PURWAKARTA - Kebijakan Dinas Komunikasi dan Informatika (Diskominfo) Kabupaten Purwakarta yang menjadikan verifikasi Dewan Pers sebagai syarat wajib bagi kerjasama media dengan Pemerintah Daerah (Pemda) patut dipertanyakan secara serius, karena berpotensi melanggar ketentuan hukum yang berlaku.
Pengamat Kebijakan Publik di Purwakarta, Agus M. Yasin, menyatakan bahwa kebijakan semacam ini bukan hanya keliru secara normatif, tetapi juga mengancam kemerdekaan pers serta prinsip keterbukaan informasi publik di daerah.
"Perlu ditegaskan, Undang-Undang Nomor 40 Tahun 1999 tentang Pers tidak pernah mewajibkan media terverifikasi Dewan Pers untuk dapat menjalankan fungsi jurnalistik maupun menjalin kemitraan dengan pemerintah," ujar Kang Agus kepada awak media belum lama ini.
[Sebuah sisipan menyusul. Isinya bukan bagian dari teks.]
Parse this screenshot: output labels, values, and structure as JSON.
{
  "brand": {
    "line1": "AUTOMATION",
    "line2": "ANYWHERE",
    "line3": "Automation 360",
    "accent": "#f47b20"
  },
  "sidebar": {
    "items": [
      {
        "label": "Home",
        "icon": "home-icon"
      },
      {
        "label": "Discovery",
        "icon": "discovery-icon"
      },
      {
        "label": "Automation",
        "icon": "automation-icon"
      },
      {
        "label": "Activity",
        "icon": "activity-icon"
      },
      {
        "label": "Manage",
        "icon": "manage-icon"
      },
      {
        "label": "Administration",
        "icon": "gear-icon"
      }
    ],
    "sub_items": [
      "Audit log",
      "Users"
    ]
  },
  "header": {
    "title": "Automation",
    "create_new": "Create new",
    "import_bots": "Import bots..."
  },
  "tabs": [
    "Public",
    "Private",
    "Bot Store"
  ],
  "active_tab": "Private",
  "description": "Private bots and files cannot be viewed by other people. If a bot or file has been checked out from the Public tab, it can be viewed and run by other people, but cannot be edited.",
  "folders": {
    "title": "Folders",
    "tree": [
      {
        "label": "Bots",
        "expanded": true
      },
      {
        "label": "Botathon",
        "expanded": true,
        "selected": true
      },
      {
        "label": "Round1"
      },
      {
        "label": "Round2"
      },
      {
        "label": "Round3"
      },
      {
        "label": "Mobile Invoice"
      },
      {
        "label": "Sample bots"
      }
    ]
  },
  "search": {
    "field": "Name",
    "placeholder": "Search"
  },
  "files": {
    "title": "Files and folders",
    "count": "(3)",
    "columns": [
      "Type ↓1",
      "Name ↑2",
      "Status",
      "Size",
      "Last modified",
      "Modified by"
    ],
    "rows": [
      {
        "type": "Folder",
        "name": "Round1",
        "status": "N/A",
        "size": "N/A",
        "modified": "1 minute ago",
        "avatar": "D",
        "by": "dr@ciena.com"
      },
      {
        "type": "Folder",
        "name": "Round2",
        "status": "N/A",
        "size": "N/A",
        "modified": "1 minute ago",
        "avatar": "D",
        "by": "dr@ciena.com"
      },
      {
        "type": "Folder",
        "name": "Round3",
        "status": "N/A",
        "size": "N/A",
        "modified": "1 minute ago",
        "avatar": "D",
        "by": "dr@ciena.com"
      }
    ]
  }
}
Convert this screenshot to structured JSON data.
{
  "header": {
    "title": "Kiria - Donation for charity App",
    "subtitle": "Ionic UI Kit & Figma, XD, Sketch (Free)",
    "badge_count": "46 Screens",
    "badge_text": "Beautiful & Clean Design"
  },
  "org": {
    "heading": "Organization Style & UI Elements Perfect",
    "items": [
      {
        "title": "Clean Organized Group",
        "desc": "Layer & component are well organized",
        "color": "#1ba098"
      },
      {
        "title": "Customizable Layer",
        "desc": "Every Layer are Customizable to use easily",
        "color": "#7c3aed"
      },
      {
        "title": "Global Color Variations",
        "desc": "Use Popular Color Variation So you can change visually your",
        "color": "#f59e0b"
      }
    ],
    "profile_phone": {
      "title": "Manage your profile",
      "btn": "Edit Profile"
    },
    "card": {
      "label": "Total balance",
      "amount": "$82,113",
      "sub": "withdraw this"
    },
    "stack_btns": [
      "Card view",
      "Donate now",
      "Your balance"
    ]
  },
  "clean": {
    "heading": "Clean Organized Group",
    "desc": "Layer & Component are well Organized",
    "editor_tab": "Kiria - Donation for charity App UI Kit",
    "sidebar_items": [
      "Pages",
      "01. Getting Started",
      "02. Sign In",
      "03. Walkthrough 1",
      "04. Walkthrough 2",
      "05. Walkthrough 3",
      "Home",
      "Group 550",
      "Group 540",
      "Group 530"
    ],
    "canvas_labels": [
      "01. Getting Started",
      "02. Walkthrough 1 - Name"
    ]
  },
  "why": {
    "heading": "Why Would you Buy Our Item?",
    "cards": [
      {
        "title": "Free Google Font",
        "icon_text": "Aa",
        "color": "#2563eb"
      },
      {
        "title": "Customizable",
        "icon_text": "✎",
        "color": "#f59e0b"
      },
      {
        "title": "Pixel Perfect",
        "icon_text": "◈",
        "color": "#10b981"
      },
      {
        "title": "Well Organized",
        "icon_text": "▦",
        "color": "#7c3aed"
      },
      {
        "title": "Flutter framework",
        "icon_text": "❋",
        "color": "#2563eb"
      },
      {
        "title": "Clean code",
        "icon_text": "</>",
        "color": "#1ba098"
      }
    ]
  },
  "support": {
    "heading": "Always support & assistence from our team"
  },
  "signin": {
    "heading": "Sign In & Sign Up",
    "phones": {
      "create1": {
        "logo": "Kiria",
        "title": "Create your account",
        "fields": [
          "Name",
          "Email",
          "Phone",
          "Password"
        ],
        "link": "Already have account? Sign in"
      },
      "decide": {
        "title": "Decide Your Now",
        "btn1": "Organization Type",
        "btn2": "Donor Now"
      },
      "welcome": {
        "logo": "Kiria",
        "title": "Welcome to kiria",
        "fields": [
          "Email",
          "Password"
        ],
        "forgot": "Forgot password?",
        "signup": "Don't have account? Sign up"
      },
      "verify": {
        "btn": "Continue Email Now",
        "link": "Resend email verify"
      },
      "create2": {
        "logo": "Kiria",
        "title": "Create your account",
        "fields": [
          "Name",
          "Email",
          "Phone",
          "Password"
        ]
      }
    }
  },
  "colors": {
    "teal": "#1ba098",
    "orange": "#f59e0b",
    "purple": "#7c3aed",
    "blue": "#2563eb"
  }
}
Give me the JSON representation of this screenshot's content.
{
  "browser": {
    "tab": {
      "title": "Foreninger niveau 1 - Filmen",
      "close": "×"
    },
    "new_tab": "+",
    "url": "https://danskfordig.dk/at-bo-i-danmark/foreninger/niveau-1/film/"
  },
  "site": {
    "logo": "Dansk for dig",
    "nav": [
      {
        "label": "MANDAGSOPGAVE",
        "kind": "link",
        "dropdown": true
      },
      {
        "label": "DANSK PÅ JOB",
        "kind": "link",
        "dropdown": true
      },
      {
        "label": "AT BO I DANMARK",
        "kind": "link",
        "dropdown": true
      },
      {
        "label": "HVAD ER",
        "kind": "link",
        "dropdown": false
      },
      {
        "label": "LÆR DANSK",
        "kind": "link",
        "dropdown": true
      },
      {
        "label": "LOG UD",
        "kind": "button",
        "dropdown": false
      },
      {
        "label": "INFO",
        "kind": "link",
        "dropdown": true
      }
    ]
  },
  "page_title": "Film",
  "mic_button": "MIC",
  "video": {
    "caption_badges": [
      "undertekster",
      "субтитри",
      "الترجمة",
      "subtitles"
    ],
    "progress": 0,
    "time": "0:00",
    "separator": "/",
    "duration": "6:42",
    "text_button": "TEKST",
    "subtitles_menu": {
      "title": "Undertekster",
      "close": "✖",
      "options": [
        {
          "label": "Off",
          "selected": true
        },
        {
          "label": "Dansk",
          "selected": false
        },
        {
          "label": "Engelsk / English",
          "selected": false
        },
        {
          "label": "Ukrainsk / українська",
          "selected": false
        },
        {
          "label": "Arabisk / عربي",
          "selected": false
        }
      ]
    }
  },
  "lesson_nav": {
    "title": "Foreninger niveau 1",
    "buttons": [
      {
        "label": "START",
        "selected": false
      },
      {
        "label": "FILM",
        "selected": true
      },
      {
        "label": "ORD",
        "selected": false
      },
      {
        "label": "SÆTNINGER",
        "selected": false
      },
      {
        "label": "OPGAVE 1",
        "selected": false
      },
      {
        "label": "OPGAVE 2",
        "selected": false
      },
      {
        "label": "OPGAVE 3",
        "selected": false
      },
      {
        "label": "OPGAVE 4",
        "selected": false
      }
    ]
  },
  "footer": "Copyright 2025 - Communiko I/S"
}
Menurutnya, verifikasi Dewan Pers merupakan instrumen administratif dan profesional, bukan sebagai izin usaha, dasar hukum keberadaan, maupun kewenangan yang bisa digunakan oleh Diskominfo untuk memaksakannya sebagai syarat mutlak dalam kerjasama media dengan pemerintah daerah.
"Ketika Diskominfo Purwakarta menetapkan verifikasi Dewan Pers sebagai kewajiban absolut, maka kebijakan tersebut patut diduga bertentangan dengan Pasal 28F Undang-Undang Dasar Negara Republik Indonesia Tahun 1945 tentang hak memperoleh dan menyampaikan informasi," jelasnya.
"Selain itu, kebijakan tersebut juga melanggar UU No. 40 Tahun 1999 tentang Pers, serta Asas-Asas Umum Pemerintahan yang Baik (AUPB), khususnya asas kepastian hukum, proporsionalitas, keadilan, dan non-diskriminasi. Bahkan berpotensi termasuk dalam kategori maladministrasi sebagaimana dimaksud dalam UU No. 37 Tahun 2008 tentang Ombudsman Republik Indonesia," tambahnya.
Kata dia, Diskominfo Purwakarta tidak memiliki kewenangan konstitusional untuk menentukan media mana yang berhak berkembang atau bermitra dengan pemerintah. Jika dibiarkan berlanjut, kebijakan ini berpotensi menjadi alat pembatasan bagi pers lokal, menutup ruang bagi media kecil dan komunitas, serta mencederai prinsip kesetaraan dalam tata kelola pemerintahan daerah.
"Apabila kewajiban verifikasi Dewan Pers tersebut dituangkan dalam surat edaran, keputusan kepala dinas, atau kebijakan teknis lainnya yang bersifat mengikat, maka secara hukum kebijakan tersebut dapat digugat ke Pengadilan Tata Usaha Negara (PTUN), dilaporkan ke Ombudsman RI sebagai bentuk maladministrasi, atau diuji secara materiil ke Mahkamah Agung jika berbentuk peraturan. Selain itu, juga berpotensi dikualifikasikan sebagai Perbuatan Melawan Hukum oleh badan pemerintah terkait," paparnya.
Diskominfo Purwakarta semestinya segera menghentikan praktik pembatasan pers yang bersifat terselubung tersebut dan mengembalikan kebijakan kemitraan media pada prinsip hukum, keadilan, dan keterbukaan.
"Jika kebijakan ini tetap dipaksakan, maka langkah hukum dan administratif bisa ditempuh secara terbuka demi menjaga kemerdekaan pers serta mencegah penyalahgunaan kewenangan di lingkungan Pemerintah Kabupaten Purwakarta," tegas Kang Agus.
Dia menegaskan bahwa kebebasan pers bukan merupakan belas kasihan pemerintah, melainkan hak konstitusional yang wajib dilindungi oleh negara, termasuk Pemerintah Daerah Kabupaten Purwakarta.